Revolutionary advancements in technology are rarely adopted cleanly and swiftly into society. Sometimes cost is a prohibiting factor. Where cost isn’t a factor, adoption or acceptance is oftentimes hindered by skepticism and fear since the advancement is replacing or modifying something that has been considered tried, tested and “true”. It is only after acceptance has been achieved with a small number of vanguards, who are able to show the rest that the new way is a better way, that the advancement becomes part of mainstream society.
You don’t usually hear about the elevator in discussions about dramatic technological advances on society. We take them for granted today, yet they existed for years before people would ride them. Perfectly good elevators sat unused as people climbed the stairs. It was only when people saw that the few who started using them didn’t fall to their deaths, did they gain widespread acceptance.
Today we sit on the edge of a media revolution.

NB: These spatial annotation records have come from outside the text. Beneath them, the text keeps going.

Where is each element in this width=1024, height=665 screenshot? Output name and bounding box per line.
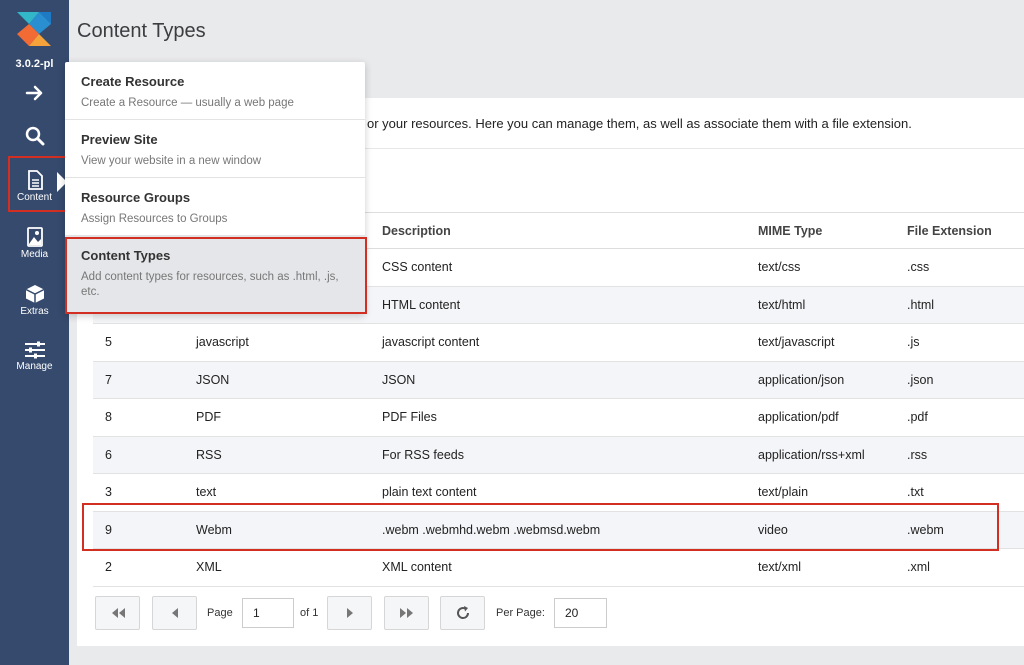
column-header-mime-type[interactable]: MIME Type bbox=[746, 212, 895, 249]
cell-id: 6 bbox=[93, 436, 184, 474]
cell-name: XML bbox=[184, 548, 370, 587]
per-page-input[interactable]: 20 bbox=[554, 598, 607, 628]
column-header-file-extension[interactable]: File Extension bbox=[895, 212, 1024, 249]
table-row[interactable]: 6 RSS For RSS feeds application/rss+xml .rss bbox=[93, 436, 1024, 474]
last-page-button[interactable] bbox=[384, 596, 429, 630]
first-page-button[interactable] bbox=[95, 596, 140, 630]
main-sidebar: 3.0.2-pl Content Media Extras Manage bbox=[0, 0, 69, 665]
cell-file-extension: .pdf bbox=[895, 398, 1024, 437]
sliders-icon bbox=[24, 341, 45, 359]
page-count-label: of 1 bbox=[300, 607, 319, 619]
page-label: Page bbox=[207, 607, 233, 619]
sidebar-item-media[interactable]: Media bbox=[0, 227, 69, 260]
next-page-icon bbox=[346, 608, 353, 618]
sidebar-item-label: Extras bbox=[20, 306, 49, 317]
per-page-label: Per Page: bbox=[496, 607, 545, 619]
page-number-input[interactable]: 1 bbox=[242, 598, 294, 628]
menu-item-title: Resource Groups bbox=[81, 190, 191, 205]
cell-id: 2 bbox=[93, 548, 184, 587]
menu-item-description: Create a Resource — usually a web page bbox=[81, 97, 294, 109]
cell-file-extension: .json bbox=[895, 361, 1024, 399]
first-page-icon bbox=[111, 608, 125, 618]
cell-mime-type: text/html bbox=[746, 286, 895, 324]
cell-file-extension: .css bbox=[895, 248, 1024, 287]
refresh-icon bbox=[456, 606, 469, 619]
cell-file-extension: .rss bbox=[895, 436, 1024, 474]
cell-mime-type: application/rss+xml bbox=[746, 436, 895, 474]
sidebar-item-search[interactable] bbox=[0, 126, 69, 146]
sidebar-item-manage[interactable]: Manage bbox=[0, 341, 69, 372]
menu-item-preview-site[interactable]: Preview Site View your website in a new … bbox=[65, 120, 365, 178]
menu-item-description: Assign Resources to Groups bbox=[81, 213, 228, 225]
cell-mime-type: text/xml bbox=[746, 548, 895, 587]
sidebar-item-label: Media bbox=[20, 249, 49, 260]
table-row[interactable]: 7 JSON JSON application/json .json bbox=[93, 361, 1024, 399]
cube-icon bbox=[25, 285, 44, 303]
version-label: 3.0.2-pl bbox=[15, 58, 54, 70]
cell-id: 8 bbox=[93, 398, 184, 437]
cell-id: 5 bbox=[93, 323, 184, 362]
cell-name: javascript bbox=[184, 323, 370, 362]
cell-mime-type: application/pdf bbox=[746, 398, 895, 437]
arrow-right-icon bbox=[25, 85, 42, 101]
table-row[interactable]: 8 PDF PDF Files application/pdf .pdf bbox=[93, 398, 1024, 437]
cell-mime-type: text/javascript bbox=[746, 323, 895, 362]
image-icon bbox=[26, 227, 43, 247]
cell-file-extension: .xml bbox=[895, 548, 1024, 587]
prev-page-button[interactable] bbox=[152, 596, 197, 630]
cell-description: javascript content bbox=[370, 323, 746, 362]
last-page-icon bbox=[399, 608, 413, 618]
cell-description: For RSS feeds bbox=[370, 436, 746, 474]
cell-id: 7 bbox=[93, 361, 184, 399]
menu-item-title: Preview Site bbox=[81, 132, 158, 147]
menu-item-create-resource[interactable]: Create Resource Create a Resource — usua… bbox=[65, 62, 365, 120]
cell-description: CSS content bbox=[370, 248, 746, 287]
search-icon bbox=[25, 126, 44, 146]
table-row[interactable]: 5 javascript javascript content text/javasc… bbox=[93, 323, 1024, 362]
cell-mime-type: text/css bbox=[746, 248, 895, 287]
cell-name: PDF bbox=[184, 398, 370, 437]
menu-item-title: Create Resource bbox=[81, 74, 185, 89]
cell-description: XML content bbox=[370, 548, 746, 587]
cell-file-extension: .html bbox=[895, 286, 1024, 324]
menu-item-description: View your website in a new window bbox=[81, 155, 262, 167]
cell-file-extension: .js bbox=[895, 323, 1024, 362]
sidebar-item-expand[interactable] bbox=[0, 84, 69, 102]
column-header-description[interactable]: Description bbox=[370, 212, 746, 249]
panel-intro-text: or your resources. Here you can manage t… bbox=[367, 116, 912, 131]
menu-item-resource-groups[interactable]: Resource Groups Assign Resources to Grou… bbox=[65, 178, 365, 236]
cell-description: HTML content bbox=[370, 286, 746, 324]
sidebar-item-extras[interactable]: Extras bbox=[0, 284, 69, 317]
table-row[interactable]: 2 XML XML content text/xml .xml bbox=[93, 548, 1024, 587]
webm-row-highlight bbox=[82, 503, 999, 551]
cell-description: PDF Files bbox=[370, 398, 746, 437]
next-page-button[interactable] bbox=[327, 596, 372, 630]
cell-name: RSS bbox=[184, 436, 370, 474]
cell-description: JSON bbox=[370, 361, 746, 399]
sidebar-item-label: Manage bbox=[16, 361, 53, 372]
cell-mime-type: application/json bbox=[746, 361, 895, 399]
prev-page-icon bbox=[171, 608, 178, 618]
cell-name: JSON bbox=[184, 361, 370, 399]
modx-logo[interactable] bbox=[15, 10, 53, 48]
page-title: Content Types bbox=[77, 20, 206, 42]
refresh-button[interactable] bbox=[440, 596, 485, 630]
content-types-menu-highlight bbox=[65, 237, 367, 314]
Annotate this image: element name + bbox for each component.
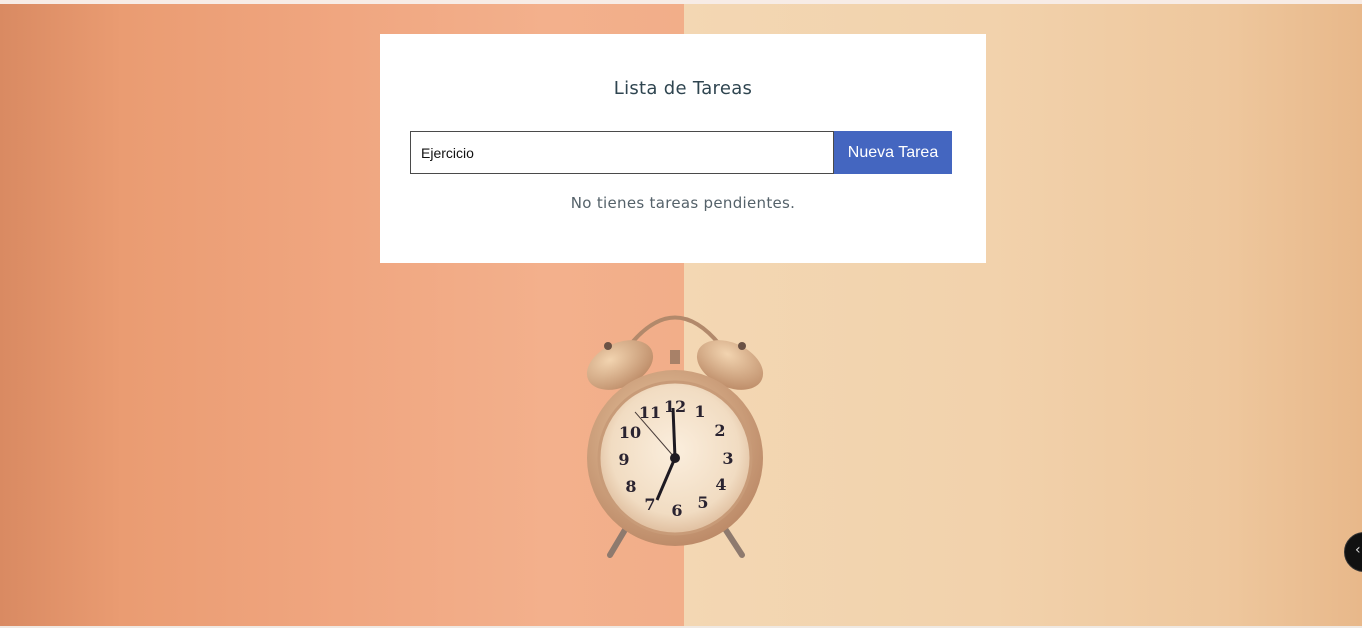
page-title: Lista de Tareas [613, 78, 753, 99]
empty-tasks-message: No tienes tareas pendientes. [570, 194, 796, 212]
alarm-clock-image: 12 1 2 3 4 5 6 7 8 9 10 11 [586, 315, 764, 558]
clock-numeral: 6 [671, 501, 682, 520]
task-input[interactable] [410, 131, 834, 174]
clock-numeral: 8 [625, 477, 636, 496]
clock-numeral: 5 [697, 493, 708, 512]
task-list-card: Lista de Tareas Nueva Tarea No tienes ta… [380, 34, 986, 263]
chevron-left-icon: ‹ [1355, 542, 1361, 558]
clock-numeral: 9 [618, 450, 629, 469]
clock-numeral: 2 [714, 421, 725, 440]
clock-numeral: 7 [644, 495, 655, 514]
clock-numeral: 1 [694, 402, 705, 421]
clock-numeral: 10 [619, 423, 641, 442]
clock-numeral: 4 [715, 475, 726, 494]
clock-numeral: 11 [639, 403, 661, 422]
new-task-button[interactable]: Nueva Tarea [834, 131, 952, 174]
clock-numeral: 12 [664, 397, 686, 416]
page: 12 1 2 3 4 5 6 7 8 9 10 11 Lista de Tare… [0, 0, 1362, 628]
clock-numeral: 3 [722, 449, 733, 468]
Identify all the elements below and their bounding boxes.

While the Wall Street Journal and others still warn of the long fall down the elevator shaft, more and more people and media institutions are starting to realize that there may be a better way than only having a relatively small number of “reporters” collecting and reporting the news on T.V. and in newspapers. I predict in years to come (probably not that many) people will look back and chuckle at the same skepticism we’re showing towards the blogosphere today. Do we know where the blogosphere will take us? No. After all, not many folks contemplated that elevators would lead to the rise (literally – through vertical expansion) of modern cities. But I don’t think were going to fall down the shaft either.